Because we don't have to focus on our breathing in our everyday moving around, it seems like a no-brainer that we wouldn't have to focus on it when we run. Usually the problem lies in new runners unconsciously keeping their breathing at the same rate as their foot strike. Faster feet means faster breathing. Seems like a logical thing. You need more air anyway, right? Well, while faster feet means a quicker pace, a faster breathing rate doesn't mean more oxygen. Your body needs a good deep inhalation in order to get oxygen deep into the lungs where it can be transpired from the alveoli into the bloodstream. Better oxygenated blood means more oxygen getting to the muscle where it's used to make energy. More energy means more endurance. Breathing rapidly doesn't mean you're getting in the needed oxygen, because rapid breathing often mean shallow breathing.
So how do you get in control and unlock your lungs so your breathing doesn't seem so labored? A little practice. Efficient breathing techniques can be learned by anyone. Runners may use different methods to achieve deep breathing and to find their own breathing rhythm, but the ultimate goal is the same—breathing properly to get the right amount of oxygen to your muscles increasing endurance.
Spending a few runs focusing on your breathing can ensure more enjoyable and relaxing runs. One exercise that I've found helpful for new runners actually starts with walking. This can be done on a treadmill or outside.
Go for a 1-minute walk. During your walk, focus on your breathing as you take long deep breaths. Keep an even breathing pattern during the 2-minute walk. Pay attention to your stride. More than likely you're taking multiple strides during each inhale as well as each exhale.
Now, pick up the pace for a 1-minute brisk walk while maintaining the same deep even breathing pattern. It may take a little concentration to keep your breathing rate from becoming faster as you pick up your walking pace, but you'll be surprised how easily you can actually control it by just paying a little attention to it.
Now, pick up the pace for a 1-minute slow jog. Focus on keeping the same even breathing pattern. This may be a little more challenging, but you can do it. Pay attention to the number of strides your taking with each inhale and exhale. (To count a stride, just count each time your right foot hits the ground.)
Finally, pick up the pace to a 1-minute run. Focus on keeping the same even breathing pattern you've been keeping since the walk. Take note of the number of strides your taking for each inhale and exhale. They may not be the same.
The first few times you try this exercise, you may find it challenging to keep that even breathing pattern through the progressively faster intervals, but keep practicing and you'll get it. When you're ready to try it with a "real" run begin by running at a slow pace. Focus on your breathing as you take in a long slow breath. Then release this breath with a long slow exhale.

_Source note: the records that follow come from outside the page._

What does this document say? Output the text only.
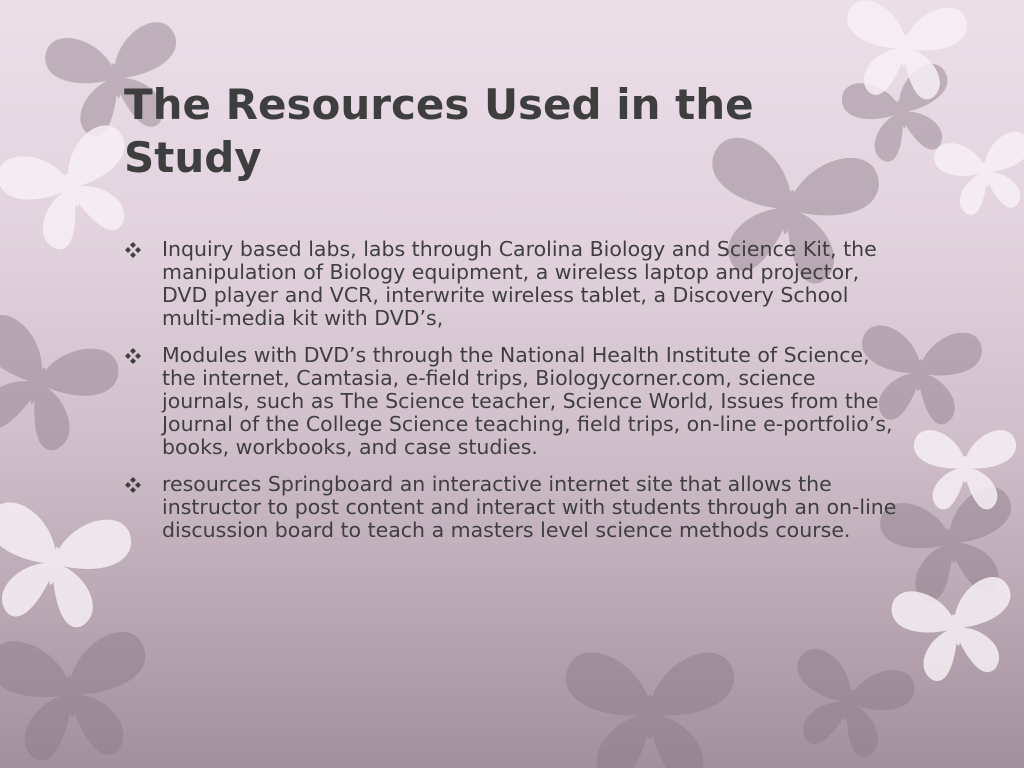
The Resources Used in the Study
Inquiry based labs, labs through Carolina Biology and Science Kit, the manipulation of Biology equipment, a wireless laptop and projector, DVD player and VCR, interwrite wireless tablet, a Discovery School multi-media kit with DVD’s,
Modules with DVD’s through the National Health Institute of Science, the internet, Camtasia, e-field trips, Biologycorner.com, science journals, such as The Science teacher, Science World, Issues from the Journal of the College Science teaching, field trips, on-line e-portfolio’s, books, workbooks, and case studies.
resources Springboard an interactive internet site that allows the instructor to post content and interact with students through an on-line discussion board to teach a masters level science methods course.
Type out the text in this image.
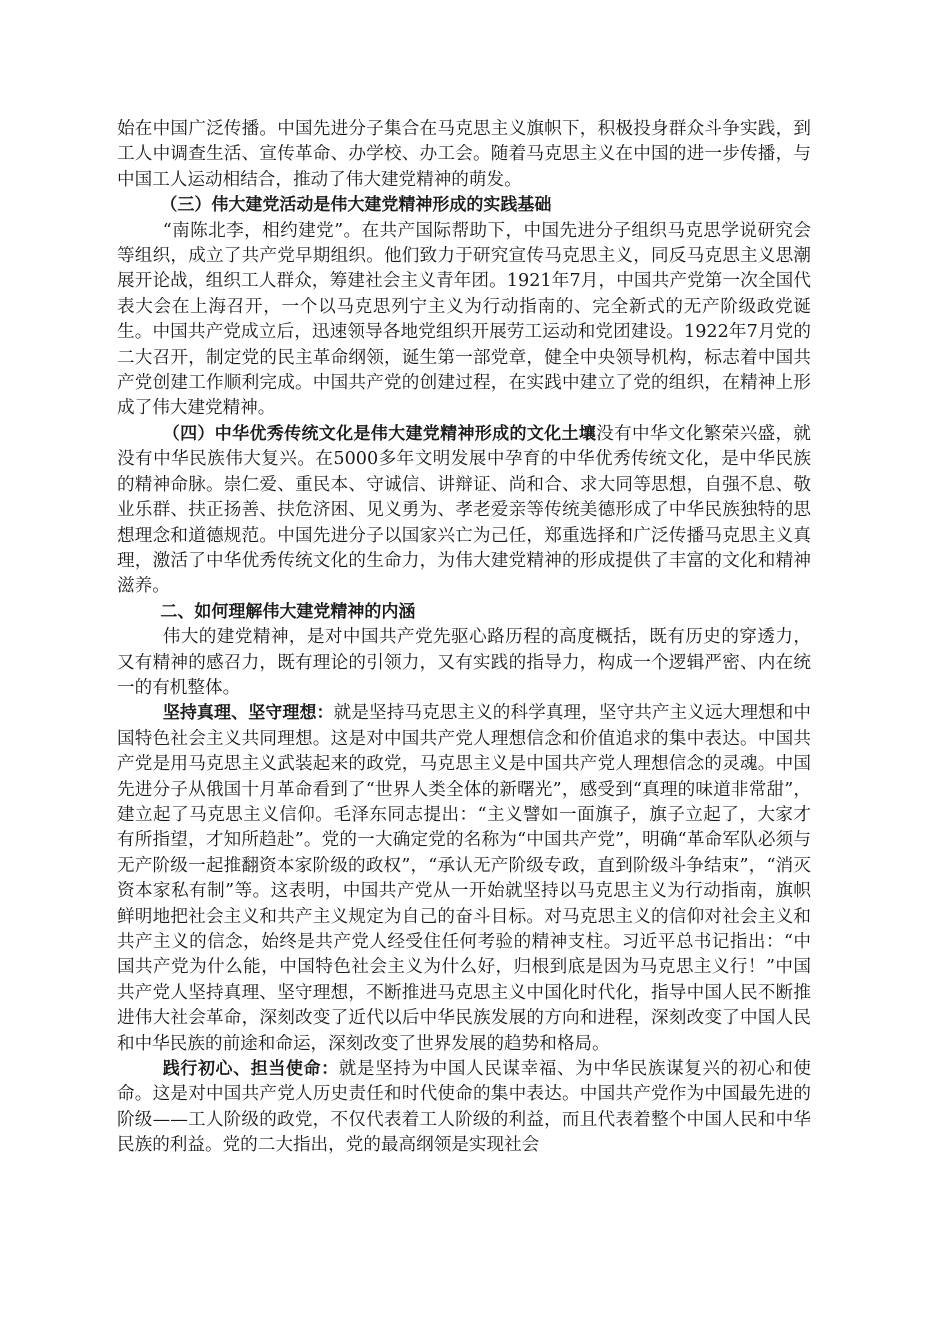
始在中国广泛传播。中国先进分子集合在马克思主义旗帜下，积极投身群众斗争实践，到工人中调查生活、宣传革命、办学校、办工会。随着马克思主义在中国的进一步传播，与中国工人运动相结合，推动了伟大建党精神的萌发。

（三）伟大建党活动是伟大建党精神形成的实践基础

“南陈北李，相约建党”。在共产国际帮助下，中国先进分子组织马克思学说研究会等组织，成立了共产党早期组织。他们致力于研究宣传马克思主义，同反马克思主义思潮展开论战，组织工人群众，筹建社会主义青年团。1921年7月，中国共产党第一次全国代表大会在上海召开，一个以马克思列宁主义为行动指南的、完全新式的无产阶级政党诞生。中国共产党成立后，迅速领导各地党组织开展劳工运动和党团建设。1922年7月党的二大召开，制定党的民主革命纲领，诞生第一部党章，健全中央领导机构，标志着中国共产党创建工作顺利完成。中国共产党的创建过程，在实践中建立了党的组织，在精神上形成了伟大建党精神。

（四）中华优秀传统文化是伟大建党精神形成的文化土壤没有中华文化繁荣兴盛，就没有中华民族伟大复兴。在5000多年文明发展中孕育的中华优秀传统文化，是中华民族的精神命脉。崇仁爱、重民本、守诚信、讲辩证、尚和合、求大同等思想，自强不息、敬业乐群、扶正扬善、扶危济困、见义勇为、孝老爱亲等传统美德形成了中华民族独特的思想理念和道德规范。中国先进分子以国家兴亡为己任，郑重选择和广泛传播马克思主义真理，激活了中华优秀传统文化的生命力，为伟大建党精神的形成提供了丰富的文化和精神滋养。

二、如何理解伟大建党精神的内涵

伟大的建党精神，是对中国共产党先驱心路历程的高度概括，既有历史的穿透力，又有精神的感召力，既有理论的引领力，又有实践的指导力，构成一个逻辑严密、内在统一的有机整体。

坚持真理、坚守理想：就是坚持马克思主义的科学真理，坚守共产主义远大理想和中国特色社会主义共同理想。这是对中国共产党人理想信念和价值追求的集中表达。中国共产党是用马克思主义武装起来的政党，马克思主义是中国共产党人理想信念的灵魂。中国先进分子从俄国十月革命看到了“世界人类全体的新曙光”，感受到“真理的味道非常甜”，建立起了马克思主义信仰。毛泽东同志提出：“主义譬如一面旗子，旗子立起了，大家才有所指望，才知所趋赴”。党的一大确定党的名称为“中国共产党”，明确“革命军队必须与无产阶级一起推翻资本家阶级的政权”，“承认无产阶级专政，直到阶级斗争结束”，“消灭资本家私有制”等。这表明，中国共产党从一开始就坚持以马克思主义为行动指南，旗帜鲜明地把社会主义和共产主义规定为自己的奋斗目标。对马克思主义的信仰对社会主义和共产主义的信念，始终是共产党人经受住任何考验的精神支柱。习近平总书记指出：“中国共产党为什么能，中国特色社会主义为什么好，归根到底是因为马克思主义行！”中国共产党人坚持真理、坚守理想，不断推进马克思主义中国化时代化，指导中国人民不断推进伟大社会革命，深刻改变了近代以后中华民族发展的方向和进程，深刻改变了中国人民和中华民族的前途和命运，深刻改变了世界发展的趋势和格局。

践行初心、担当使命：就是坚持为中国人民谋幸福、为中华民族谋复兴的初心和使命。这是对中国共产党人历史责任和时代使命的集中表达。中国共产党作为中国最先进的阶级——工人阶级的政党，不仅代表着工人阶级的利益，而且代表着整个中国人民和中华民族的利益。党的二大指出，党的最高纲领是实现社会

To make this easier, try inhaling over 3 strides and exhaling over 3 strides making a complete breathing cycle 6 strides. (It's more important to take a deeper inhale. So, if you take 4 strides per inhale and 3 strides per exhale, that's fine.)
There are no hard and fast rules. Depending on your stride, your breathing cycle (inhale/exhale) may take 4 strides or 8 strides. If associating your breathing with your stride doesn't work for you, try counting—3 counts/inhale, 3 counts/exhale. With practice, this will become second nature and you will no longer need keep track of strides or count.
Whichever technique you use, the main goal is to control your breathing so that you're breathing from your diaphragm or "belly breathing." Controlled, deep breathing will help prevent those annoying side stitches too. Belly breathing gets more oxygen into the blood stream, increases lung capacity and endurance. Once you have your breathing under control, you'll experience more enjoyable runs. You'll also be able to then focus on increasing your speed and/or distance.
After practicing, if you're still experiencing "tight lungs" and you feel like you're unable to get in enough air, check in with your doctor. You could be experiencing sports induced asthma.